The British government subsequently announced a new round of oil and gas leases for the North Sea and lifted its moratorium on shale gas production — including the practice of fracking, by which pressurized liquid is injected into underground rocks to force open fissures and extract fuels. The prohibition was initially established in 2019 amid concerns over earthquakes.

“In light of Putin’s illegal invasion of Ukraine and weaponisation of energy, strengthening our energy security is an absolute priority, and — as the Prime Minister said — we are going to ensure the UK is a net energy exporter by 2040,” British Energy Secretary Jacob Rees-Mogg remarked in a statement. “To get there we will need to explore all avenues available to us through solar, wind, oil and gas production — so it’s right that we’ve lifted the pause to realise any potential sources of domestic gas.”

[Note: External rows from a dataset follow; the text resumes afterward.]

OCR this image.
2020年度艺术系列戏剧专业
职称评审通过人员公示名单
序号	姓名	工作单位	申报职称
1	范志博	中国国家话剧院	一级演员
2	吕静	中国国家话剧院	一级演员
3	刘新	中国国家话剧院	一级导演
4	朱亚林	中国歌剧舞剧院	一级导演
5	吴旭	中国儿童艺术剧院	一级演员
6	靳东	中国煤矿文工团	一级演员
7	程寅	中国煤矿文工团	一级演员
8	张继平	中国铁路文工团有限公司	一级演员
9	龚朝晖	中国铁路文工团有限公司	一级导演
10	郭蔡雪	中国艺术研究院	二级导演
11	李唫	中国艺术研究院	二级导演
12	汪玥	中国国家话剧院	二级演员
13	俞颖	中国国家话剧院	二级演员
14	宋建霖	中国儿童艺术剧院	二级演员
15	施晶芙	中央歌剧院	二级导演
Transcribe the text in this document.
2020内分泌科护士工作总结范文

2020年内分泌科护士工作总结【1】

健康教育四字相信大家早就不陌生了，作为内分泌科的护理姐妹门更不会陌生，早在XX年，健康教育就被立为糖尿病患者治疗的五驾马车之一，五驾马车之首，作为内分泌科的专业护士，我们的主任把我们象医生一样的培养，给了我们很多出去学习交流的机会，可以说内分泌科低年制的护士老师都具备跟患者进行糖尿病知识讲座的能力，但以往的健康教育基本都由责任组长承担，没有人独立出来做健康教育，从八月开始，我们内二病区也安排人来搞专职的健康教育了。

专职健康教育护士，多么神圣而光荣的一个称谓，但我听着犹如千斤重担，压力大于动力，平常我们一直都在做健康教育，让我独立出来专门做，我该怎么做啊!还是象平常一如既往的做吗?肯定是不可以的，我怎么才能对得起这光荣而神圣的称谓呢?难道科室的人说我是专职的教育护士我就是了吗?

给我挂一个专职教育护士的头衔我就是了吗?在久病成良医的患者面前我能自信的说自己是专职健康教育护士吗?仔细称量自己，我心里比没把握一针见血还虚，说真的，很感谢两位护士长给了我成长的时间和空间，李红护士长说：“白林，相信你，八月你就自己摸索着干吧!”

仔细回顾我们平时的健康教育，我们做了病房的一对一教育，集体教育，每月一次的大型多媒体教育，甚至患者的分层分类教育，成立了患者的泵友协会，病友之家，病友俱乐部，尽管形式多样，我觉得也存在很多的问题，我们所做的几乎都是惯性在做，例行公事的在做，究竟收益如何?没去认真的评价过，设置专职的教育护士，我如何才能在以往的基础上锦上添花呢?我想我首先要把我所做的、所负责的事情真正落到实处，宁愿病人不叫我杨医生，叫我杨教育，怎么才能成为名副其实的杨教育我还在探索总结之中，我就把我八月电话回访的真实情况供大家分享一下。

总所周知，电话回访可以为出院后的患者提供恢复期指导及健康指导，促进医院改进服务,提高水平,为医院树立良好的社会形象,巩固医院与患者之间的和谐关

After succeeding fellow Conservative Party member Boris Johnson two weeks ago, Truss proposed legislation that would limit the annual cost of power for a typical household to £2,500, or roughly $2,820, for the next two years. This plan would cost a total of £150 billion, or $169 billion. The nation’s government has already greenlit the Energy Bills Support Scheme, which is slated to remove £400 from residents’ power bills each month over the upcoming winter.

Ministers in the European Union, of which the United Kingdom is no longer a part, likewise grapple with energy prices that have increased as much as twentyfold in some member states. European Commission President Ursula von der Leyen recently called for redistributing profits from fossil fuel companies.

“In our social market economy, profits are good. But in these times it is wrong to receive extraordinary record profits benefitting from war and on the back of consumers,” she said in her most recent state of the union address.

Several large European manufacturers are shuttering their factories as energy prices climb. The producer price index for industrial goods in Germany, the continent’s largest economy, has risen 45.8% year-over-year as of August 2022, according to the Federal Statistical Office of Germany. Russian shipments accounted for 40% of the European natural gas supply last year — a rate that has since dropped to 9%.